While some threat actors are still using ransomware in spray and pray campaigns or more targeted attacks, there has been a noticeable shift toward the use of cryptocurrency mining malware. Cryptocurrency mining malware is used in place of ransomware as it is more profitable. The number of new ransomware families detected was 26% lower in the first half of 2018 than the second half of 2017.
The popularity of cryptcurrency mining malware – or cryptojacking attacks as they are also known – has been confirmed by Trend Micro in its Midyear Security Roundup report. Cryptocurrency mining activity detections almost doubled in the first half of 2018 compared to the second half of 2017, rising by 96%. Cryptocurrency mining detections in the first half of 2018 were 956% higher than in the first half of 2017. increase. 47 new families of cryptocurrency mining malware were detected in the first half of 2018.
The report charts the changing tactics used by cybercriminals to introduce the malware or drive traffic to websites that have cryptocurrency mining code installed. Those tactics include malvertising campaigns, Ad injections into websites by the Droidclub botnet, adware downloaders, the use of web miner scripts in the AOL ad platform, exploitation of vulnerabilities such as CVE-2017-10271, and downloads via exploit kits.
A ransomware infection can prove incredibly costly for businesses in terms of network downtime and disruption to businesses processes while systems are rebuilt and data are recovered from backups. The costs associated with cryptojacking are often lower by comparison, but the attacks are still costly. Networks are slowed which has an effect on productivity, energy costs increase, hardware can be worn down, or in some cases, permanent damage can be caused.

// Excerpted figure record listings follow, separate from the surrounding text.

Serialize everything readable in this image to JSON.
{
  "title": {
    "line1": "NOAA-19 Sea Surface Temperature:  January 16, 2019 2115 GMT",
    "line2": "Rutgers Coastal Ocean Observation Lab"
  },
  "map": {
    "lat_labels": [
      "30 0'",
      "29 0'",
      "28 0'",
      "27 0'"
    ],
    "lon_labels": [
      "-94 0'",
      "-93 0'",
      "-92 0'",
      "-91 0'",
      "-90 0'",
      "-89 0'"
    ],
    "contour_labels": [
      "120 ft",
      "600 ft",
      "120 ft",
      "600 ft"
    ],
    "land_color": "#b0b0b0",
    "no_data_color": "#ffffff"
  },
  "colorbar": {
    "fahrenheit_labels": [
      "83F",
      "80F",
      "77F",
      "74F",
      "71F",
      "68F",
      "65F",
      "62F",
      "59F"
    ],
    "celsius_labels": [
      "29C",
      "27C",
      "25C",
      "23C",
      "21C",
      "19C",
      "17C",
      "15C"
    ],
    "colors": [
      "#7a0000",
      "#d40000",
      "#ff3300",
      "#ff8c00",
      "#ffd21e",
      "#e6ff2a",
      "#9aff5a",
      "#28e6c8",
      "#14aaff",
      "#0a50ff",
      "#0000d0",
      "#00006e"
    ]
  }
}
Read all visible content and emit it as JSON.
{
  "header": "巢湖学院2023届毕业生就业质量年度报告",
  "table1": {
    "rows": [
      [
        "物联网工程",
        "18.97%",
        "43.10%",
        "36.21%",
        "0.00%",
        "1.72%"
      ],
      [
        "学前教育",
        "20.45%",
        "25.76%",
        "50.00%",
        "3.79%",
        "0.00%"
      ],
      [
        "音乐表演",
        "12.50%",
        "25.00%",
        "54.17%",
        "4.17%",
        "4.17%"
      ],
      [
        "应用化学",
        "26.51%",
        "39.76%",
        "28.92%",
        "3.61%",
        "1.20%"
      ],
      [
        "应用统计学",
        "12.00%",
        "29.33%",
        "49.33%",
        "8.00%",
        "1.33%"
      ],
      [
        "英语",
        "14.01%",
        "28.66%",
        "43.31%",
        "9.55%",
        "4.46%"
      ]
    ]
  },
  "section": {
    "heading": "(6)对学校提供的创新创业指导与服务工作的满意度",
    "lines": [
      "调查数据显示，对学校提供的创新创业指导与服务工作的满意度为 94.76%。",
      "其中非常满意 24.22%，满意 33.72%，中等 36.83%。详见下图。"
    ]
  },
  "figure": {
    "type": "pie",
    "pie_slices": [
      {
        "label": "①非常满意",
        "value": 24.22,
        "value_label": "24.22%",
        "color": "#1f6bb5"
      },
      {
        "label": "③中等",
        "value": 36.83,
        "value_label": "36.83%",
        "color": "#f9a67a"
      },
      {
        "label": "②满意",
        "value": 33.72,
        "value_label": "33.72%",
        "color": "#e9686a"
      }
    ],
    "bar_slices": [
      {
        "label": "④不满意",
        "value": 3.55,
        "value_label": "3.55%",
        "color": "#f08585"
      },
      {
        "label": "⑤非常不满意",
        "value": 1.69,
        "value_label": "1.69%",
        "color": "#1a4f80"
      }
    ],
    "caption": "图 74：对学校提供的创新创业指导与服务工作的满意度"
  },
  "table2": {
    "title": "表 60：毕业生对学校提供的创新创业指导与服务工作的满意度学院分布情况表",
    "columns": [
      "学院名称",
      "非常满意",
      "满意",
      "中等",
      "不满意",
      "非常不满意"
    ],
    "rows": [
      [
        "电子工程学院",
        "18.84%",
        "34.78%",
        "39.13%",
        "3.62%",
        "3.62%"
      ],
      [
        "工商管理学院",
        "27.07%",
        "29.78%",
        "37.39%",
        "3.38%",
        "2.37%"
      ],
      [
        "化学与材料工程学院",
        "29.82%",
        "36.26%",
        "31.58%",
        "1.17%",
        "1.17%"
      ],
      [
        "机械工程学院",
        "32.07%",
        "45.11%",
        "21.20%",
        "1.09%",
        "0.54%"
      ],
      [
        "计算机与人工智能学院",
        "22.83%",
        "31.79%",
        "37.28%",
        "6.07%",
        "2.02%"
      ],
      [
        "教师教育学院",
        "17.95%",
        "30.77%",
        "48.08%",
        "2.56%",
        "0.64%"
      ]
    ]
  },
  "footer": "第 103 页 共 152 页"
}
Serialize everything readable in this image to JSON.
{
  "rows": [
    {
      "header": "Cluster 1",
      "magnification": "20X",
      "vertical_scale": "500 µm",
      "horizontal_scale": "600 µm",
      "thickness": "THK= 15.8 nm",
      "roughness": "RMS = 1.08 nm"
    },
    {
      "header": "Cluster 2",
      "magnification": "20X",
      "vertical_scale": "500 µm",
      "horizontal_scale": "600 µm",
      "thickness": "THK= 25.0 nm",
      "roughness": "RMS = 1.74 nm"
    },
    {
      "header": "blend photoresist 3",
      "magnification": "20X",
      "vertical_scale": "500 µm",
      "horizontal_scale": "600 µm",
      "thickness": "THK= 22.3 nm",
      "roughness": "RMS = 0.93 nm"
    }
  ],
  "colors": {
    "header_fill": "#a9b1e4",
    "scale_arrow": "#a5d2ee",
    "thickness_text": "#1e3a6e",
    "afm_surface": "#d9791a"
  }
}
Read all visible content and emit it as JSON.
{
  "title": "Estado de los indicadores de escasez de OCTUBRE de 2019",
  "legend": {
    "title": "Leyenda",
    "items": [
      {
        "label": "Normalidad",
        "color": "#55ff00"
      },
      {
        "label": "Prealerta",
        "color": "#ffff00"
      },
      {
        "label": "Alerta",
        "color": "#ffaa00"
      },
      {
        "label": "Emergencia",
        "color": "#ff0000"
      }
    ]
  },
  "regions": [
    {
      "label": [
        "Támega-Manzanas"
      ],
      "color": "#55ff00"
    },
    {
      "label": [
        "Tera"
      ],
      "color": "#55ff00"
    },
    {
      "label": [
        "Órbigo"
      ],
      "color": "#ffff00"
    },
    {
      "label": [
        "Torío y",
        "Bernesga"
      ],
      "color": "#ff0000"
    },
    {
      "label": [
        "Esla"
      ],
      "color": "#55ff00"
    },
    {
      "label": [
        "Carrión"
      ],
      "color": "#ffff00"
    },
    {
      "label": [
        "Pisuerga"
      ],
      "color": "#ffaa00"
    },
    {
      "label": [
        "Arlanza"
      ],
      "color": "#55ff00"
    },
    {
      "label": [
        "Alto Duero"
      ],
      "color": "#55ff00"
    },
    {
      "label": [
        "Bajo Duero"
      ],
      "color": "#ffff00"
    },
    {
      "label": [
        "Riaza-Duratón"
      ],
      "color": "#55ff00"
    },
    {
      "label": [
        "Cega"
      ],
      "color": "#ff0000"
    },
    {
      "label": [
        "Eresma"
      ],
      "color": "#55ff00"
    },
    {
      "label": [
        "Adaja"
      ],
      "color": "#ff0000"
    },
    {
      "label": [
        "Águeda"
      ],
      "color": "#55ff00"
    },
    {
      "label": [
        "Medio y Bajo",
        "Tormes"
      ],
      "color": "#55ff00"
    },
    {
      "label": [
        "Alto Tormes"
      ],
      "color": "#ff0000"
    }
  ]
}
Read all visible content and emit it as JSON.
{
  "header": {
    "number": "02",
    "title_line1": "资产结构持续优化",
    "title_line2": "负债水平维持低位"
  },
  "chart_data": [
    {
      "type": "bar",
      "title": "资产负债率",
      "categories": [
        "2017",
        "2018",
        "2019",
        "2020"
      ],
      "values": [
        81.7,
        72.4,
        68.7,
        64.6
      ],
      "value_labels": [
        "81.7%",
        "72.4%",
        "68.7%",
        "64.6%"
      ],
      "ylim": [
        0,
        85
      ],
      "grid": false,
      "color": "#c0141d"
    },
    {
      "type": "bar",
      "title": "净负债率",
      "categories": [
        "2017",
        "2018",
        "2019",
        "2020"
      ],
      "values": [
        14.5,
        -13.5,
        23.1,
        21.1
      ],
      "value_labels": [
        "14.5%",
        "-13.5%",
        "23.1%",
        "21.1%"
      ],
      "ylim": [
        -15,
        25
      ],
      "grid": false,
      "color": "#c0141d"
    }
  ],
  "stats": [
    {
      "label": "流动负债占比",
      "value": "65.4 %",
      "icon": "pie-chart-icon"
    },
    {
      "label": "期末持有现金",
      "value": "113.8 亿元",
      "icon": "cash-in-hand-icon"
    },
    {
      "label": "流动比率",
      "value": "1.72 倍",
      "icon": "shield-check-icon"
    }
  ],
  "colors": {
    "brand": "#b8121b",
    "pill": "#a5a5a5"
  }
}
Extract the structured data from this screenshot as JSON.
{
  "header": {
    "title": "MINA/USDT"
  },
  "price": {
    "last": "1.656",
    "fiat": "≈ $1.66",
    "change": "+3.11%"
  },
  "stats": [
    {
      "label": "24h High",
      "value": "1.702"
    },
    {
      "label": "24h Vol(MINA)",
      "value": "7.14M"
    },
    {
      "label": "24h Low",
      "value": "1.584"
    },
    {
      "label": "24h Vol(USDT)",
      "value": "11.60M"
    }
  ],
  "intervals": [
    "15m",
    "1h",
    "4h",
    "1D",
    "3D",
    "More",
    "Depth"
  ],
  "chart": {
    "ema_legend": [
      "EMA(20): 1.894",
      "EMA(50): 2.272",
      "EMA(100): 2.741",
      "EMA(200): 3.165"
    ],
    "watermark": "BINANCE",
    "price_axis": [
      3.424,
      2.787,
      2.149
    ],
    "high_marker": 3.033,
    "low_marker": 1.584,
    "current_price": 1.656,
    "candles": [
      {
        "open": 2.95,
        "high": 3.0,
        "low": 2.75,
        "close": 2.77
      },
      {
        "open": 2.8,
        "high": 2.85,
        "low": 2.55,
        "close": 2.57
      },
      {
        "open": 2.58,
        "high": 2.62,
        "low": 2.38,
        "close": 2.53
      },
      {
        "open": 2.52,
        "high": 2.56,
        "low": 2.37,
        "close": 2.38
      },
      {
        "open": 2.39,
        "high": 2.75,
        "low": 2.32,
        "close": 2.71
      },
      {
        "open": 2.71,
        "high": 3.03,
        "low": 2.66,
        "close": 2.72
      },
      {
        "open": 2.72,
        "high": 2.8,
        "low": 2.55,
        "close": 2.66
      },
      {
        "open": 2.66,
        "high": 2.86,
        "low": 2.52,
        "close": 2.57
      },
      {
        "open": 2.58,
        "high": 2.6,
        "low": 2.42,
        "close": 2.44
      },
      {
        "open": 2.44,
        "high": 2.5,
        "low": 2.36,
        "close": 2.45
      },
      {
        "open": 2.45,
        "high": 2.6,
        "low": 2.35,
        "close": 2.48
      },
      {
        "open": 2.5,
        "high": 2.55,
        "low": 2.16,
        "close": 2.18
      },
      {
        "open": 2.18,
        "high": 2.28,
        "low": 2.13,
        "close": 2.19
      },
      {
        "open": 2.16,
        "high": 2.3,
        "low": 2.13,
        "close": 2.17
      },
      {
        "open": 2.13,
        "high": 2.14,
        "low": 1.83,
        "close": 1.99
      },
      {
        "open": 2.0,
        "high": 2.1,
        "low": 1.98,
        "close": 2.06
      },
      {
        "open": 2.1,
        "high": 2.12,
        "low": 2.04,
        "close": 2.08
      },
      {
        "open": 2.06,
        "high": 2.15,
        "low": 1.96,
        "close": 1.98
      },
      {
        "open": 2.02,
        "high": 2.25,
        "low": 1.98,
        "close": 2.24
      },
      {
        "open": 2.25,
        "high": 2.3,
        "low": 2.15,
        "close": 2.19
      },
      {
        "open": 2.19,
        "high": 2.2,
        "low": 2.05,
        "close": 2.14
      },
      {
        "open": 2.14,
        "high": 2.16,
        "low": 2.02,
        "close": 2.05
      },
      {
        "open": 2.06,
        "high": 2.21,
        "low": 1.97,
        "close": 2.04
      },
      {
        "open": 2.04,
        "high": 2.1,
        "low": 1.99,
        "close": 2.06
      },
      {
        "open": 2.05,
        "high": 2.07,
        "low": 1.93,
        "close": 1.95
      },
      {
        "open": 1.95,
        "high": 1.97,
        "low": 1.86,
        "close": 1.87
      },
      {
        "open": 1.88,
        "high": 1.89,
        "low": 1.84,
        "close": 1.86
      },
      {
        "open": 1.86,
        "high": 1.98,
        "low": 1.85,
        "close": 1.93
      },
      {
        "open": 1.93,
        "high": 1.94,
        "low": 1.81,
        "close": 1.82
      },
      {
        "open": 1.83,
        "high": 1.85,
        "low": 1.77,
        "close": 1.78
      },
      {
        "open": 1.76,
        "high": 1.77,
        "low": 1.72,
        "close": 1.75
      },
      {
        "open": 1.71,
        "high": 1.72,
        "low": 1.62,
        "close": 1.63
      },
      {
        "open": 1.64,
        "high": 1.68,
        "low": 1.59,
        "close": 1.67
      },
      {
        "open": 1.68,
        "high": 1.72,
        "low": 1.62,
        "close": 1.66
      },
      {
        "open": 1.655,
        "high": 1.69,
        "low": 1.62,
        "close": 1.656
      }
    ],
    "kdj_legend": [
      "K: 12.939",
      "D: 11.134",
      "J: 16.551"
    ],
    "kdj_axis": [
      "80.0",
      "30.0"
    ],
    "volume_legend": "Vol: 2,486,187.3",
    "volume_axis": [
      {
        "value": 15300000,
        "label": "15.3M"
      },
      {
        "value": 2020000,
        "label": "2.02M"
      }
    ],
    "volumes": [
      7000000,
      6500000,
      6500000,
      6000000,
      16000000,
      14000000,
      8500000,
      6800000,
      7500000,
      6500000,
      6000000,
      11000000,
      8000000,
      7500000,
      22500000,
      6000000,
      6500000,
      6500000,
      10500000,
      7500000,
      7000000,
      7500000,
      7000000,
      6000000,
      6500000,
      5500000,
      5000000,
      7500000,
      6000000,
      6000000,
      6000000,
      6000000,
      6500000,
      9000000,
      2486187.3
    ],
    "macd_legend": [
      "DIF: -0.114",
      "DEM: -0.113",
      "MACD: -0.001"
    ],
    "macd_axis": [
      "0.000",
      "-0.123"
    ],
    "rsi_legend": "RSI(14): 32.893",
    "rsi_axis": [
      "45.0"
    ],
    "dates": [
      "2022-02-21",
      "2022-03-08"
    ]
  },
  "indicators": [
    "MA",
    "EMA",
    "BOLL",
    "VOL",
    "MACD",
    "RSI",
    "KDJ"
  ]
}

Cybercriminals are constantly changing tactics and are looking for the easiest way to make money. As the value of cryptocurrencies has increased, and protections against ransomware improved by companies, tactics have changed accordingly. Trend Micro notes in the report that business leaders must keep abreast of changing tactics and ensure they have sufficient protections in place to defend against new attack methods.
The cybersecurity firm has also issued a warning to critical infrastructure companies. The number of SCADA vulnerabilities detected by Trend Micro has doubled in the space of a year, with most of those vulnerabilities in human-machine interface (HMI) software. Further, cybercriminals have moved from reconnaissance to actively exploiting those vulnerabilities.